Yes, but there is a major difference between physically meaningful and the requirement of a metric or even impossible. The algorithm I mentioned allows a unique identification $\varphi_i \longleftrightarrow v_i$ of basis vectors with the property $\varphi_j(v_i)=\delta_{ij}$. No metric anywhere near, only fundamental properties of the category of vector spaces.

 

[George Jones]

Even this makes me wonder.
Let's say we have $\varphi_1\in V^*-\{\,0\,\}$. Then there is a vector $v_1\in V-\{\,0\,\}$ such that $\varphi(v_1)=1$. Now we can split $V=\mathbb{F}\cdot v_1 \oplus \operatorname{ker}\varphi_1$ and continue with $V_2:= \operatorname{ker}\varphi_1$. Where is the problem?

Requiring that the "relation" between $V$ and $V^*$ be a vector space isomorphism (linear bijection) would mean that
$$\psi_1 \sim v \Rightarrow c \psi_1 \sim c v$$
for $c\neq0$ in $\mathbb{F}$.

Now, let $\phi_1 = c\psi_1$, and run the procedure again. When this is done, $\phi_1 = c \psi_1 \sim \frac{1}{c} v$. Consequently, this procedure does not lead to a natural isomorphism.

 

[fresh_42]

Requiring that the "relation" between $V$ and $V^*$ be a vector space isomorphism (linear bijection) would mean that
$$\psi_1 \sim v \Rightarrow c \psi_1 \sim c v$$
for $c\neq0$ in $\mathbb{F}$.

Now, let $\phi_1 = c\psi_1$, and run the procedure again. When this is done, $\phi_1 = c \psi_1 \sim \frac{1}{c} v$. Consequently, this procedure does not lead to a natural isomorphism.

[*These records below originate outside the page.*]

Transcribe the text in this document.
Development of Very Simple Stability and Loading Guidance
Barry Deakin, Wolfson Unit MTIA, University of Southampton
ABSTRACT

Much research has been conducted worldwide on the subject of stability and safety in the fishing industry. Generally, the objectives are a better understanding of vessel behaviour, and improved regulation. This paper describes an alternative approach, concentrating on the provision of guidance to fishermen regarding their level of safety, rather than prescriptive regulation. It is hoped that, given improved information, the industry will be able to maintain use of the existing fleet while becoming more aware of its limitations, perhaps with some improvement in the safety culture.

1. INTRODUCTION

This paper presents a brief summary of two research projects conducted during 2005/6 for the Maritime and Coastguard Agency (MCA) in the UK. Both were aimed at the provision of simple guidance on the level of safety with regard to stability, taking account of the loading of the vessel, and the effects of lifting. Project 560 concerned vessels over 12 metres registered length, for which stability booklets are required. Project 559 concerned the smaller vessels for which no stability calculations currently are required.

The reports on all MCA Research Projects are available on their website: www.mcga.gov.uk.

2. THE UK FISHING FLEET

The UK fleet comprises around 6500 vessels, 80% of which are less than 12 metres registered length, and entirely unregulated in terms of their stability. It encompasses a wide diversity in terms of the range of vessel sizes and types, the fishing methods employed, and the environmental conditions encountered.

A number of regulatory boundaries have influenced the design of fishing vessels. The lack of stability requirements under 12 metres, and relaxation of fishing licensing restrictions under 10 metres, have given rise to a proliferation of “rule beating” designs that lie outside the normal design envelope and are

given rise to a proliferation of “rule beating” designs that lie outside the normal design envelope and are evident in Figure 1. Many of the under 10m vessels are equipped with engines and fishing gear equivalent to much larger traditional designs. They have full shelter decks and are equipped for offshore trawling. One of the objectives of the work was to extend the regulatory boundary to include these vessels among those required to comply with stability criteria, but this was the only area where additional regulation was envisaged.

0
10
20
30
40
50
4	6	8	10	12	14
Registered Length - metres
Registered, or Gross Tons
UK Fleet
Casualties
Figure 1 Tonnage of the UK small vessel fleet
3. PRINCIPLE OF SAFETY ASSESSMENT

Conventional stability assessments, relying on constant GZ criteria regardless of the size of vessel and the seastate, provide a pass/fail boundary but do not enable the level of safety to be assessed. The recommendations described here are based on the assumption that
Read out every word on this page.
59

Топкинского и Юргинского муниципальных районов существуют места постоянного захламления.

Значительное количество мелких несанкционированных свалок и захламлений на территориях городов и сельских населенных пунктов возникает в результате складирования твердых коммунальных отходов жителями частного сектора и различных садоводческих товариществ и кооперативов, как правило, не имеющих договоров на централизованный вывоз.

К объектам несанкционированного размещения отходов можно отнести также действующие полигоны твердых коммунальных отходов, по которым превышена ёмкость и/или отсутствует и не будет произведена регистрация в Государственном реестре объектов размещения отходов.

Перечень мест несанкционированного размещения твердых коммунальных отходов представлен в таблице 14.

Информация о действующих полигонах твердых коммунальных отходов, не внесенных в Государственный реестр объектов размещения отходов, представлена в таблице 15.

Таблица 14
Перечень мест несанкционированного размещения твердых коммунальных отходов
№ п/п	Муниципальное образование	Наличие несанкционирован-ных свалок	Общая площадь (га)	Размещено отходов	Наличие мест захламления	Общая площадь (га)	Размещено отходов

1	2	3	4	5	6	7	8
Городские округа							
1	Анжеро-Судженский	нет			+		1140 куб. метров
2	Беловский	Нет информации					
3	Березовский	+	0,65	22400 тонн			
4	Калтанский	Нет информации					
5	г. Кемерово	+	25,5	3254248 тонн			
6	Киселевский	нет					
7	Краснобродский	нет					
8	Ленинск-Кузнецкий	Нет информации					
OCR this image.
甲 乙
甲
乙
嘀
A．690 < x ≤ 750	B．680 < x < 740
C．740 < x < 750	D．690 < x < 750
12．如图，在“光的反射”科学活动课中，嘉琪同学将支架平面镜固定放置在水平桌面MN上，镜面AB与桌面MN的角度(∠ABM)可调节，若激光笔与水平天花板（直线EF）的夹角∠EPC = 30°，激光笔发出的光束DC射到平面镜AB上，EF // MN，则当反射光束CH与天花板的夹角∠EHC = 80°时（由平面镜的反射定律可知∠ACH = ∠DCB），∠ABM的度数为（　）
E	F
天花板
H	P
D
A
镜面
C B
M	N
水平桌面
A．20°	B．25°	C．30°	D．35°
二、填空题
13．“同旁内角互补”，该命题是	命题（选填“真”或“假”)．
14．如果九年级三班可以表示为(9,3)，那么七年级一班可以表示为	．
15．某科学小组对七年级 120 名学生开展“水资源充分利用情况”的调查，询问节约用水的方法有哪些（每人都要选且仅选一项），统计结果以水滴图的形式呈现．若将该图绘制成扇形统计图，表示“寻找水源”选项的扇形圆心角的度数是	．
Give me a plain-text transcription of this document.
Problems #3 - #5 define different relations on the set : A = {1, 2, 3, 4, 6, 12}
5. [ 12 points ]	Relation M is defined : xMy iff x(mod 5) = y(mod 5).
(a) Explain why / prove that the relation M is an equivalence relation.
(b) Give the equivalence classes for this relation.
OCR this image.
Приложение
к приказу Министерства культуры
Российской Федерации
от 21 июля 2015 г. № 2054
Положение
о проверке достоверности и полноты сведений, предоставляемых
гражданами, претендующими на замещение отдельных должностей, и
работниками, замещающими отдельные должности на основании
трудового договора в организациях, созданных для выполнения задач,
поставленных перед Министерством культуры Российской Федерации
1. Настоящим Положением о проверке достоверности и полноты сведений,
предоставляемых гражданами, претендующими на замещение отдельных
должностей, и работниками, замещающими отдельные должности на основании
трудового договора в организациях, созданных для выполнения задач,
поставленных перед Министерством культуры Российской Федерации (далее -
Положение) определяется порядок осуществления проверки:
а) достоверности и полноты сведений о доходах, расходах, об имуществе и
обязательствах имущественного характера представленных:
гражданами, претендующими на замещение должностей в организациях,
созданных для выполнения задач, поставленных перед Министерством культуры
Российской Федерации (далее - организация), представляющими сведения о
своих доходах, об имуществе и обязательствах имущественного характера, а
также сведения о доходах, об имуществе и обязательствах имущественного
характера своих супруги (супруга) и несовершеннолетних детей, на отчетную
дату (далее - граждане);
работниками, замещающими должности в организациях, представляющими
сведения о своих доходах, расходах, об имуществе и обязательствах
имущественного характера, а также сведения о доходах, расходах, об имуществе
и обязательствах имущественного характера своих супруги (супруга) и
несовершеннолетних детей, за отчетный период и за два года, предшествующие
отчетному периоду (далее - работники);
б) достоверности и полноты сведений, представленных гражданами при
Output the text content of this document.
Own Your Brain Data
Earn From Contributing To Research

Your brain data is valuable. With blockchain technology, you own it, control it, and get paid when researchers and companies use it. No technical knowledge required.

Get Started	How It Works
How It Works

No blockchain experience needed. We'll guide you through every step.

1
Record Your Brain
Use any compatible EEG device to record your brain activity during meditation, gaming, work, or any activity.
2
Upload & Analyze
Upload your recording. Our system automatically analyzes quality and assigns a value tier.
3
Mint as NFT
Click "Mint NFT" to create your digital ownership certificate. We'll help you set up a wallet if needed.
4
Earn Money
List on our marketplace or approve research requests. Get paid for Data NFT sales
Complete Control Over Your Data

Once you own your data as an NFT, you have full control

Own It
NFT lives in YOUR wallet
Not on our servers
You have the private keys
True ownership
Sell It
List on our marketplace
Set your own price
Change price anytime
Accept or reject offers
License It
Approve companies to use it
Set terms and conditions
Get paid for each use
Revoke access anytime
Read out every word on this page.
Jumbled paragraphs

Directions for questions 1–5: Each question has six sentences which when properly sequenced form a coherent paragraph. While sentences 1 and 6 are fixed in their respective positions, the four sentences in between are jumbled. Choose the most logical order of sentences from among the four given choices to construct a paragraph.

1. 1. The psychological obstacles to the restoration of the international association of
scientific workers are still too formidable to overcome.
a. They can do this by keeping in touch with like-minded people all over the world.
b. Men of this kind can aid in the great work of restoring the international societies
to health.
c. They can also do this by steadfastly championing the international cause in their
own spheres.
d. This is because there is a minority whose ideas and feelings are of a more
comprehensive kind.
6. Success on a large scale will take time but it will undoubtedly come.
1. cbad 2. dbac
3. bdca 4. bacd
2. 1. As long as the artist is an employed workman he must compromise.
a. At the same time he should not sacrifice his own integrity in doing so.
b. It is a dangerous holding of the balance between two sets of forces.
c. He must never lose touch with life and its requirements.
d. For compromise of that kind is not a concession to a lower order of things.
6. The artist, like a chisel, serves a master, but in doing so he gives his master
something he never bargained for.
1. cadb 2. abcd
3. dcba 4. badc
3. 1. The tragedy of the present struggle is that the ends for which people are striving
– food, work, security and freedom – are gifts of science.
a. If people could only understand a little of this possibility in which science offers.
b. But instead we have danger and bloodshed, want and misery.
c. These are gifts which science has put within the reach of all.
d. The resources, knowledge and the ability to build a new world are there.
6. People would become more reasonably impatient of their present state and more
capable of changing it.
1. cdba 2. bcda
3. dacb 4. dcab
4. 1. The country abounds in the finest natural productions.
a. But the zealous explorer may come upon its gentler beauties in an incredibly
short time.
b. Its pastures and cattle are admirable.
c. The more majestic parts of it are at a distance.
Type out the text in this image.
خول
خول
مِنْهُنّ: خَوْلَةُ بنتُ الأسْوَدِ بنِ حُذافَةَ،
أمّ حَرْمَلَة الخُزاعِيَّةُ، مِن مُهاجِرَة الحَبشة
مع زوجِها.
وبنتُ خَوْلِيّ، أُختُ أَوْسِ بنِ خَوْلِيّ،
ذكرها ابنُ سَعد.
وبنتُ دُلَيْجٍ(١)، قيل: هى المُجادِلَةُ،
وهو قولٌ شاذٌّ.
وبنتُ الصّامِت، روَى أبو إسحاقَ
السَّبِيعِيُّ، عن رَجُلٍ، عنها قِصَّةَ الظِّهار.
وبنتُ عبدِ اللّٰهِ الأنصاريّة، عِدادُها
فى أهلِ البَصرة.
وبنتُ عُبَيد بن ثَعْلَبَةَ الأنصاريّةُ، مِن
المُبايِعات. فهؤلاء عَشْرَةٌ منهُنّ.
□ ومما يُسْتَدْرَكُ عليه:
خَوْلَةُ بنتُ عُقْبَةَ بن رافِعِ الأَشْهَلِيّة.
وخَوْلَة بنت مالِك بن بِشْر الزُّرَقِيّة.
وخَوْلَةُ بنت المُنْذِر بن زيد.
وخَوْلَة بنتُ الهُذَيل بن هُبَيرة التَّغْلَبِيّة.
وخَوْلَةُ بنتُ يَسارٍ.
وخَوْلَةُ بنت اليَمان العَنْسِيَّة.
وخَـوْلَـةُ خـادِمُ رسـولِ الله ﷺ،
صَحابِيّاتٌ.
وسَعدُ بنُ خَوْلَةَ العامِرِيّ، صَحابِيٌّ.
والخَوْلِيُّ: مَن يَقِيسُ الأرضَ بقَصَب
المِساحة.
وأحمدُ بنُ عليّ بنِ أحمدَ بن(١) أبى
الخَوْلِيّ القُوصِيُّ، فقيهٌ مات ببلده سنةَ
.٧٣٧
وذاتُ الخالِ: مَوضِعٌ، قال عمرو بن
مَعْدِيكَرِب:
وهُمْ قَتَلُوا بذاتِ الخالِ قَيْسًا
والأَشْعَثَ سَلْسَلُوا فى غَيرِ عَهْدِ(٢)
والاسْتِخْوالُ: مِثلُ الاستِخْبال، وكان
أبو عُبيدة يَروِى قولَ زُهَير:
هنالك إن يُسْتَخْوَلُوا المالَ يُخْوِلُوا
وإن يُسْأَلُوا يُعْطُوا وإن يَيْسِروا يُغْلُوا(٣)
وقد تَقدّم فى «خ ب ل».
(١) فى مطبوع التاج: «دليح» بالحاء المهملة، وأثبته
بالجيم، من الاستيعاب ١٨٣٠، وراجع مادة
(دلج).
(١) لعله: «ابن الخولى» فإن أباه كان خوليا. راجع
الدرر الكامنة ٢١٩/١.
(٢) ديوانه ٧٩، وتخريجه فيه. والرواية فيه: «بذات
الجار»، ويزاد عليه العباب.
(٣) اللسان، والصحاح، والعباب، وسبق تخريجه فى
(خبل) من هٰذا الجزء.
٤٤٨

I do not understand this .

I agree that the isomorphism isn't natural, because certain correspondences are deliberately chosen, but whether I have $\varphi_i(v_j)=\delta_{ij}$ or $\langle \varphi_i , v_j \rangle =\delta_{ij}$ doesn't make a difference. If you stretch both, vector and covector with the same factor, you will get a squared factor anyway: $\begin{bmatrix}2&0\end{bmatrix}\cdot\begin{bmatrix}2\\0\end{bmatrix}=4$, even in the ordinary plane.